I believe that Kids does not expect a big birthday party. What they need is some entertainment , some balloons , some games ... In a paper or in a chart paper ask them to do craft work and write thank you notes. Make simple goody bags [small craft items]. Make it a evening party ....

If you are capable of doing it , please take them to an orphanage , show how kids need things , ask them to celebrate one more birhday with them. Get them notebooks , pens, pencils,snaks .... or even provide food.

I am not saying Just because thye are suffering , your kids should not enjoy. I am not saying things in that way. They slowly understand the value of life and how much luxury they are enjoying.

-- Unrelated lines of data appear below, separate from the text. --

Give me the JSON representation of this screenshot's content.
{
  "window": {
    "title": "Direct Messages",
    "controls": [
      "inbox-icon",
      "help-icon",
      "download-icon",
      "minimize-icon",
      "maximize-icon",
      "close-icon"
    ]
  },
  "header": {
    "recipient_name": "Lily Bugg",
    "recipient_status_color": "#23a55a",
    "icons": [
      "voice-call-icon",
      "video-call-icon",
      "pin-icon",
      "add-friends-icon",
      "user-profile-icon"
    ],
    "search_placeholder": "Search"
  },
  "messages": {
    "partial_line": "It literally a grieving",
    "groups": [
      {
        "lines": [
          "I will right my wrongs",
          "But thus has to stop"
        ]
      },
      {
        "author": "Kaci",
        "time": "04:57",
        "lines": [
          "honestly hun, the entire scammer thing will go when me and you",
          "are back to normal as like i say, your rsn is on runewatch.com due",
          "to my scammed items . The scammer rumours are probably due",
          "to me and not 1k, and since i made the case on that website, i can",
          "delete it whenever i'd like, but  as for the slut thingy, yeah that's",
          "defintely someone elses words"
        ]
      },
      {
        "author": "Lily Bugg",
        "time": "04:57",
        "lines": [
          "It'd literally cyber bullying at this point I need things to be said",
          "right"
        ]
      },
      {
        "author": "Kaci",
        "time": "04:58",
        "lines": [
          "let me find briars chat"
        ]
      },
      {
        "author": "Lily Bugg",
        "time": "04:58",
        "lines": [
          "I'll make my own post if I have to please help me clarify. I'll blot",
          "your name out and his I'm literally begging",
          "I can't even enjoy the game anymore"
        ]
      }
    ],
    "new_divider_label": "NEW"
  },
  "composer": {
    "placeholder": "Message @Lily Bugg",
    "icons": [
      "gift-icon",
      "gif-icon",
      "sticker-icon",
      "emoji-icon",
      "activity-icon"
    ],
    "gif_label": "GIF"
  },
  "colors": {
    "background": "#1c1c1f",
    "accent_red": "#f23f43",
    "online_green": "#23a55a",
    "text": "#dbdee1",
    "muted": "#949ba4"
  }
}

In a magazine , Radhika [actress cum director of Raddan] told that if her son spill the food or refuse to eat , shell not scold him. Instead take him for a drive where kids are sleeping in the roads , crying for food . He slowly changed also.

We want to introduce the kids to the luxury world as much as possible and does not want to let them know how much we suffered and suffering , not knowing that we are missing the chance to understand the values of life and value of money .

I am sure when they are growing , they'll get used to only high society friends and they never know that life has other side too..

MOMS , please think ...If you cannot teach this this , no one can teach things to your kid.